I found it's key to get a good, high bpm ear worm in my head driving on the way to a TT. Seems to help delivering the V on course. So far I've been risking it leaving it to whatever is on the radio.
I should be better organised and make a mixed V tape.
If you want to listen to music on the bike, fine, it's your loss, your funeral but for Gods sake, ok, for MY sake don't put your music on your phone and play it via loud speaker up the climbs. Ye gads! It's one way to run a guys rhythm that is for sure. Fortunately I could out climb the fool, unfortunately it was 12% took some time to get our of ear shot.
@the-farmer
The Big Black EP or the LA glam metal band? I readily endorse the former (and Albini's subsequent output).

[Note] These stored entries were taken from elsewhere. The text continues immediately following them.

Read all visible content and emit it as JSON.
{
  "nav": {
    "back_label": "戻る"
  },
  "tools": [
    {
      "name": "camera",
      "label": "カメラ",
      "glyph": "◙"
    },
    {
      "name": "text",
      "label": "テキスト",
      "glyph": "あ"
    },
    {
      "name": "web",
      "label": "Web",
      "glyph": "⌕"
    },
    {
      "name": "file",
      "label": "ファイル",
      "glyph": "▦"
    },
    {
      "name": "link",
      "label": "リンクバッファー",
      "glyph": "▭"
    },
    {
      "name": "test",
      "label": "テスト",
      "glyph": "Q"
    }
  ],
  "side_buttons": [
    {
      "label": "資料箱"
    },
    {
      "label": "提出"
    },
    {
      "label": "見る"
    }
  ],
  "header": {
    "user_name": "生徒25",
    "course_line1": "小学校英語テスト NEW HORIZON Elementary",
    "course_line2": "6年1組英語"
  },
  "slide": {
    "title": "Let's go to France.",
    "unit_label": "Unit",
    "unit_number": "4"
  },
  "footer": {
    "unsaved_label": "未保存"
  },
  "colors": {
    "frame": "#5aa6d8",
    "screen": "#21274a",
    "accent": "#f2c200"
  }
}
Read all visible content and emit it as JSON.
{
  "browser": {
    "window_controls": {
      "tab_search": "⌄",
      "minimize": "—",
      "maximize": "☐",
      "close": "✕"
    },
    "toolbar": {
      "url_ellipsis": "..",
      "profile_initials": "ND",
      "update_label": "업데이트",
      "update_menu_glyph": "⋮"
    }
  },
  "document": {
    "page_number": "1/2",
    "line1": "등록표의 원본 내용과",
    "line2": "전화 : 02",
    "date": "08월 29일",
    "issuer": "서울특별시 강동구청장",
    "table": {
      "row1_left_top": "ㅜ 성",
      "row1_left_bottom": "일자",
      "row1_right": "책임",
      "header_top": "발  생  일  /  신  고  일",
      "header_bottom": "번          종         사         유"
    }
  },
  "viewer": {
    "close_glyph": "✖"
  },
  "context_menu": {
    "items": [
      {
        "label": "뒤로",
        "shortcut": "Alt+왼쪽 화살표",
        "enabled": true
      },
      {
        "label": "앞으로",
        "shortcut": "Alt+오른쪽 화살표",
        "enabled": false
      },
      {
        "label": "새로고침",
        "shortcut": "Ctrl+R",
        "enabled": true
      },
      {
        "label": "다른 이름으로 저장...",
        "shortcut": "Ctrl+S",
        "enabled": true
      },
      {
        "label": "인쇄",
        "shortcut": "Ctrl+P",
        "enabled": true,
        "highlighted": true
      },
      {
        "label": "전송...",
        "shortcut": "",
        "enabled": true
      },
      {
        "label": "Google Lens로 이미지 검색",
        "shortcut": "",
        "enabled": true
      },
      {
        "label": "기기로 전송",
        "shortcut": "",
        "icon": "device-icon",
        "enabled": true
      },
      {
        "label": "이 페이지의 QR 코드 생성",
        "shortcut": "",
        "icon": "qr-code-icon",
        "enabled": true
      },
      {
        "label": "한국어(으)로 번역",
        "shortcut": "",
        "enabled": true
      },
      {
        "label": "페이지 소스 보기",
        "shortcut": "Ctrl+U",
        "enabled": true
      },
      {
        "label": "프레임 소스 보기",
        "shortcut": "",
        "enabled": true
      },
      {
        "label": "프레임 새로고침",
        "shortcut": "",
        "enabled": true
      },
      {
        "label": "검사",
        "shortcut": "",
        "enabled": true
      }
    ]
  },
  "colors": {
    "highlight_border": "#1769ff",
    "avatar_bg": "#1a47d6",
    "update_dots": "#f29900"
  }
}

I have never ridden with music on outdoors...it just seems dangerous? However, the turbo is an entirely different matter. I spent several months on a turbo rehabbing from an ankle reconstruction and the right music made a huge difference whilst watching a virtual DVD of climbing Ventoux or L'Alpe.
However as has been mentioned different rides or different stages of a ride require different music. Favourites invariably move and change with the times too, but always always always at some point I come back to Fleetwood Mac - The Chain. It is 2mins 55s of prep followed by eyeballs out sprint when that guitar kicks in!
@ten B
I doubt the experience would have been improved by remembering the entire song.
@pistard they are from the 80's Paul Gilbert is the guitarist, god knows how I found them, I think I was googling guitar music, love a good riff but I can't play music, found them and Dokken! Mr Scary has ace guitar on it.